Even as the Feds use wiretaps and other sophisticated methods to police the financial industry, the schemers and schemes are proliferating. Wall Street, the Galleon case shows, is all about insider trading.

To his credit, the Street's main beat cop, Manhattan U.S. Attorney Preet Bharara, has conceded lately that illegal trading is "rampant." More prosecutions are on the docket, but: "Insider trading can't be stopped by a case or two," says Bruce A. Baird, a partner with law firm Covington & Burling in Washington. As a young prosecutor, Baird worked on the Ivan Boesky-era illegal-trading cases in the 1980s. If anything, opportunities to profit on secret information have mushroomed since Boesky's day, as have the cast of characters with access to valuable tidbits. Greed and the will to best competitors, he says, "are powerful instinctive human drives."

The Galleon trial involved an enormous and varied troupe of players.
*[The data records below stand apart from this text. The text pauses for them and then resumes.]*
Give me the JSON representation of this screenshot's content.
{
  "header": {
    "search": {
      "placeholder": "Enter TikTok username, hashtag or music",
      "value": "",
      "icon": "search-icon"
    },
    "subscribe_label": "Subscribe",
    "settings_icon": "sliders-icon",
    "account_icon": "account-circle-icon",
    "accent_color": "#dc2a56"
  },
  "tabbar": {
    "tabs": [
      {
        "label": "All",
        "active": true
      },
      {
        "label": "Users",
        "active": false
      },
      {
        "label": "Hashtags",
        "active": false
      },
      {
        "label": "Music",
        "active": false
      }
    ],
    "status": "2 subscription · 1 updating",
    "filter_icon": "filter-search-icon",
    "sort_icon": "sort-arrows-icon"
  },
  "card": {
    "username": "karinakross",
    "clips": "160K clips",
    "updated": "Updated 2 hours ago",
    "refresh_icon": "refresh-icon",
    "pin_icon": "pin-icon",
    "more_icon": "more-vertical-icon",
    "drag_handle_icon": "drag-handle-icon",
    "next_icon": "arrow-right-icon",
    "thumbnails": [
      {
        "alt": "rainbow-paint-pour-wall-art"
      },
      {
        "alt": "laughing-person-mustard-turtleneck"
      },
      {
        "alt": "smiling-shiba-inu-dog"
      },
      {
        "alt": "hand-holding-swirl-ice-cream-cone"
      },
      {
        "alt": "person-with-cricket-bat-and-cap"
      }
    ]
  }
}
At the end, a federal jury found Rajaratnam, 53, guilty of engaging in a seven-year conspiracy to trade on illegal tips from corporate executives, bankers, consultants, traders, and directors of public companies, including Goldman Sachs (GS). It was the largest and most important insider-trading case in a generation. Rajaratnam, a U.S. citizen born in Sri Lanka, gained $64 million, prosecutors said, and at a sentencing hearing scheduled for July 29, faces 19½ years in prison. All told, more than 40 people have pleaded guilty or face criminal charges or civil lawsuits stemming from a nationwide investigation that has roots going back to 1998.

The most striking aspect of the case was the sheer volume of obscure financial-world figures with access to potentially lucrative tips—and an inclination to sell them. "The government's recent insider-trading prosecutions have shined a light on both the recent democratization and globalization of what is allegedly inside information," says Adam J. Wasserman, a white-collar criminal attorney at the Dechert law firm in New York. "It's not just in the hands of CEOs and CFOs anymore."

The FBI's investigation started with Roomy Khan, a former Intel (INTC) engineer who gave semiconductor pricing and sales data to Galleon, according to the government. She later worked at the New York-based hedge fund and eventually cooperated with the government as part of a plea bargain. Among those charged is Zvi Goffer, a 34-year-old day trader known among colleagues as "Octopussy." The James Bond-themed nickname alluded to his many sources of tech industry gossip. He has pleaded not guilty and awaits trial later in May.

The Galleon investigation took jurors into the murky world of expert-network firms, a new breed of middlemen that market nonpublic corporate information. For a fee, the firms connect hedge fund traders with talkative corporate workers. (If this sounds like an invitation to monkey business, it is.) Evidence in the Galleon case showed that one such network, Primary Global Research, paid Manosha Karunatilaka, a former U.S. account manager at Taiwan Semiconductor Manufacturing (TSM), $200 per phone call to reveal production reports on the chipmaker's largest customers. The information went to hedge fund traders. Karunatilaka, 37, pleaded guilty the day of the Rajaratnam conviction. Eight Primary Global employees or consultants crossed the line by divulging confidential information, according to the government.